Hover above the clouds
Wise people ignore insults, for those who are annoyed about it, punish themselves for the mistakes of others. If you realize immediately that they are annoyed, give the attacker power over themselves, and you should not allow anyone.
Therefore, consider an attack and the situation from the outside and make the dispute the actual topic of the conversation. Take an example from the verse of German singer-songwriter Reinhard Mey: "Above the clouds ... what would seem big and important here would suddenly become void and small."
Get off on the Feldherren hill
What can help you with this is your own model, some call this the Inner Field Hill. If this is too militant for you, then imagine that you have angel wings for the same purpose and can always stand out for a different perspective, to look at something from the outside and beyond.
The idea of the angel wings creates an additional phenomenon. If you go through the city with it, you will experience that people actually leave you more room. Wings just need space ... The best way to get to the meta level is through ego messages or sentences like these:
- "Which rules apply here?"
- "Do we want to treat each other like this?"
- "How important is that?"
- "What should be discussed here in priority?"
- "Does that bring us closer to our goal?"
- "What shoud that?"
The last question forces a justification. You look at the situation from the outside and at the same time get your opponent out of his way of thinking. Through I-messages, we express expectations, desires, ideas and feelings. So do not pretend that we're unassailable or always cool when we're attacked!

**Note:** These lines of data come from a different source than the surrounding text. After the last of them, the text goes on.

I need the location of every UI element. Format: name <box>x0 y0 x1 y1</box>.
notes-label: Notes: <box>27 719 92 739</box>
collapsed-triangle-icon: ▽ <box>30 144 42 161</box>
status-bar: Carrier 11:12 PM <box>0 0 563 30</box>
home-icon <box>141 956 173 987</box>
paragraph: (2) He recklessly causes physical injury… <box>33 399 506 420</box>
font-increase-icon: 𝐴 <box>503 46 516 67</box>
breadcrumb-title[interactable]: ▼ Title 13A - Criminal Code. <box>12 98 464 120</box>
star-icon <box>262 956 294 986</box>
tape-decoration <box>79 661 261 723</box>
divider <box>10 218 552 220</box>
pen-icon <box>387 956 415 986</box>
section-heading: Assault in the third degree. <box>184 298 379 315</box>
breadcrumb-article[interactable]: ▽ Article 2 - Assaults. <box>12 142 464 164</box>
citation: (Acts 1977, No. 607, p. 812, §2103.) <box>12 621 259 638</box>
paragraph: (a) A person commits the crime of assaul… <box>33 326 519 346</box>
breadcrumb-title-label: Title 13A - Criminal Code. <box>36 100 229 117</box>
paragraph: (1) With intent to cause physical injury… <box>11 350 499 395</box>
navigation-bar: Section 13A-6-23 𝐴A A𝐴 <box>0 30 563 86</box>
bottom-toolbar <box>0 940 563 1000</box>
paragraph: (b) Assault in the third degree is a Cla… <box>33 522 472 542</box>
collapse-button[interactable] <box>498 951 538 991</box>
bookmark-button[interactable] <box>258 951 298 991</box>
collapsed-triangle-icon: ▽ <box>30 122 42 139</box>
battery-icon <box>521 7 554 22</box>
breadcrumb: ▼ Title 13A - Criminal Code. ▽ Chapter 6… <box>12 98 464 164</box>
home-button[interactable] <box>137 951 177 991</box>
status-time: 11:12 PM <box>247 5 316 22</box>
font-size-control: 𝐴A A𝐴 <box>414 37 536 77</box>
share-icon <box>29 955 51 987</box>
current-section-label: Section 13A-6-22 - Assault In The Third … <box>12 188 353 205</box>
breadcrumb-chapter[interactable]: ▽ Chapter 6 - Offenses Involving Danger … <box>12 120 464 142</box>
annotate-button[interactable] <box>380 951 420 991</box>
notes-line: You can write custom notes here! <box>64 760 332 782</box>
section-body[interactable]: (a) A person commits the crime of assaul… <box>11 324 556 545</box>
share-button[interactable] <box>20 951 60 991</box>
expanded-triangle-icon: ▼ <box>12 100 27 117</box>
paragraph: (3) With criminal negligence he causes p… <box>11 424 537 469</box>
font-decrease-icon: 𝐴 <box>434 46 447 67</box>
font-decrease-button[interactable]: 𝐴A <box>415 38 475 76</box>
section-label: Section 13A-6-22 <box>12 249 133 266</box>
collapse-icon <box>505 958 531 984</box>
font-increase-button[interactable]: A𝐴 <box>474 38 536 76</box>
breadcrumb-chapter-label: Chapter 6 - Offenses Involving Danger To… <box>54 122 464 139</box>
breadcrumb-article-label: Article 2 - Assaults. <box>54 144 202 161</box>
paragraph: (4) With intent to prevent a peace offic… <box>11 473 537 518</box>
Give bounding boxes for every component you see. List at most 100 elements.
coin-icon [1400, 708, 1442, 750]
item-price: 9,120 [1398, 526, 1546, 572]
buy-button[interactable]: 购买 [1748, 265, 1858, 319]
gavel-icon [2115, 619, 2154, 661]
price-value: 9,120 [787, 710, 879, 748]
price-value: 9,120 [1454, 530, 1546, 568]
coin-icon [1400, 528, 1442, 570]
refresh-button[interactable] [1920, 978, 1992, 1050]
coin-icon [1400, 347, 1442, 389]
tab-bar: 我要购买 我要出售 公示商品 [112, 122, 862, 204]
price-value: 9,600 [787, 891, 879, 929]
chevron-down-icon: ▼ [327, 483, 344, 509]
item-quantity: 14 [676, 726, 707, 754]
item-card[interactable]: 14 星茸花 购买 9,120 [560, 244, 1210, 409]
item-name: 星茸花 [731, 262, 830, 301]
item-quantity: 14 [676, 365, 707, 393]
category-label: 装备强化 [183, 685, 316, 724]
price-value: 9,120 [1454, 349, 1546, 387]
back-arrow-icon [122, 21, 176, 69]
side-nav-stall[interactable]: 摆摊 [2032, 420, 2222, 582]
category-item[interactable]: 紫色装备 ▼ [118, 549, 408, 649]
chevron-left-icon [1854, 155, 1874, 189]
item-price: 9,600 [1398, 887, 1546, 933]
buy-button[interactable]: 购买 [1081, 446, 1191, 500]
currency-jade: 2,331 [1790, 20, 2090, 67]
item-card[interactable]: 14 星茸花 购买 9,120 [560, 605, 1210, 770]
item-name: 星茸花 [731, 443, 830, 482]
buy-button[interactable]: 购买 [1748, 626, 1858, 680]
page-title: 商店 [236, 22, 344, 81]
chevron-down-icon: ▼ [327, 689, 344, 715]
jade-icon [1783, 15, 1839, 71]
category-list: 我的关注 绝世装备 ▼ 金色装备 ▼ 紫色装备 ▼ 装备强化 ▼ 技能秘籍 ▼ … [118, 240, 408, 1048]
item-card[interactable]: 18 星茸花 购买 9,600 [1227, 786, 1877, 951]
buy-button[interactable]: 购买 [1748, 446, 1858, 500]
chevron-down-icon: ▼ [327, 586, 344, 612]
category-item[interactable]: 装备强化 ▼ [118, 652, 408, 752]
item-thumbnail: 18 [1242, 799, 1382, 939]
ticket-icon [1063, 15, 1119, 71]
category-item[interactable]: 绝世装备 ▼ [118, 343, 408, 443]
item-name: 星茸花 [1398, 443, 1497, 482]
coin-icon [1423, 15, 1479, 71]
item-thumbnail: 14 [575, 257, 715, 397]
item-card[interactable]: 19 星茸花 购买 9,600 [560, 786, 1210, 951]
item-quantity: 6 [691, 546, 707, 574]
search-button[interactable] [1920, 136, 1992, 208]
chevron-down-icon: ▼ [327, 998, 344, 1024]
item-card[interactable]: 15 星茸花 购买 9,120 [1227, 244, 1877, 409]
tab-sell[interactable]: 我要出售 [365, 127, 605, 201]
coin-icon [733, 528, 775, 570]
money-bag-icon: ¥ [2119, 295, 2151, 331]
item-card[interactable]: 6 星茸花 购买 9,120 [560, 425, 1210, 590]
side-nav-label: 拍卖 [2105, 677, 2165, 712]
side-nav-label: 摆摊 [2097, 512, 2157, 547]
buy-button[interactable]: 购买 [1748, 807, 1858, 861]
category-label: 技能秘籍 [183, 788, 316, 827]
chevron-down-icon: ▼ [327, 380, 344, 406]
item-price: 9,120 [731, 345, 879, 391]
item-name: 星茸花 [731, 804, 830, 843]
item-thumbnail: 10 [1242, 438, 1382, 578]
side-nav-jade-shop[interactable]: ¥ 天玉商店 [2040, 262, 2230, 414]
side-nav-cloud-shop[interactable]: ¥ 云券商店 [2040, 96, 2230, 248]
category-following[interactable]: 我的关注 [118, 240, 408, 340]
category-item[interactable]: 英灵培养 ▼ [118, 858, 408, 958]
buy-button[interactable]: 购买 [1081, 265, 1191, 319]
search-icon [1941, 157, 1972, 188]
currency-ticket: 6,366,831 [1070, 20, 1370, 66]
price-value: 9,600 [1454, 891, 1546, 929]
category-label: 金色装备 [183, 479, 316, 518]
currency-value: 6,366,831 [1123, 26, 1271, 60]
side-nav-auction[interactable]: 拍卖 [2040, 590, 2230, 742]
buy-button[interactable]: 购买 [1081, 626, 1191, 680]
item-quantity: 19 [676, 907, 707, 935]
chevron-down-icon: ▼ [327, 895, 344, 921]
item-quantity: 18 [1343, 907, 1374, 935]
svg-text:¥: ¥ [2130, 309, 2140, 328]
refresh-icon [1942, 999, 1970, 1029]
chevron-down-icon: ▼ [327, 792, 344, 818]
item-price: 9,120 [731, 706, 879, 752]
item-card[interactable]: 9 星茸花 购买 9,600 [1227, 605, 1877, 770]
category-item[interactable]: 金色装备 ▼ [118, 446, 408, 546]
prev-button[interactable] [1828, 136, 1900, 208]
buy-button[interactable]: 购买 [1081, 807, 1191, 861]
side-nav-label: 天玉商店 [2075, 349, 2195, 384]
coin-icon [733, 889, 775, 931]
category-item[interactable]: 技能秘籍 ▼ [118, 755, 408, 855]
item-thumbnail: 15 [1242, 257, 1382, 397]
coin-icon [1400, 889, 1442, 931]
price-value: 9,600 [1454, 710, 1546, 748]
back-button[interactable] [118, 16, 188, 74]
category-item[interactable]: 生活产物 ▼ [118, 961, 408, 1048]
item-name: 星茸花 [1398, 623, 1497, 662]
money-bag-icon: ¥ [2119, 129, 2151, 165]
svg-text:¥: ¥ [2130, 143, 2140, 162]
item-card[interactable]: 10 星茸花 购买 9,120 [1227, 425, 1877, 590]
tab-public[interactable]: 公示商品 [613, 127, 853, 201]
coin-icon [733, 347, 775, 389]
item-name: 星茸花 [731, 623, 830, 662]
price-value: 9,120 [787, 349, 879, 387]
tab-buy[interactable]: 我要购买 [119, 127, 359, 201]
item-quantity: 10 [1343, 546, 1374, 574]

First, we should first be aware of our feelings before we address them in the second step. This draws attention away from the attack on the relationship with the attacker. No one can say to you: "You feel wrong." Or: "You do not feel that way." Or: "That's not true." Once the relationship has been clarified, you will quickly find a solution on the factual level.
Save energy for the essentials
Also consider how important an issue is to you. Pick up your energy for the essentials. "You are absolutely incompetent!" Possible answers:
- "It may be that the report does not meet your expectations. Still, that's not a reason you treat me that way. "
- "I wondered about the blanket rejection of my proposal. Please explain in detail what exactly speaks against XY. "
- "Your statement is inappropriate."
- "I find that very hurtful!"
Another option is to address the other's behavior: "Mr. Miller, why are you reacting so indignantly now?"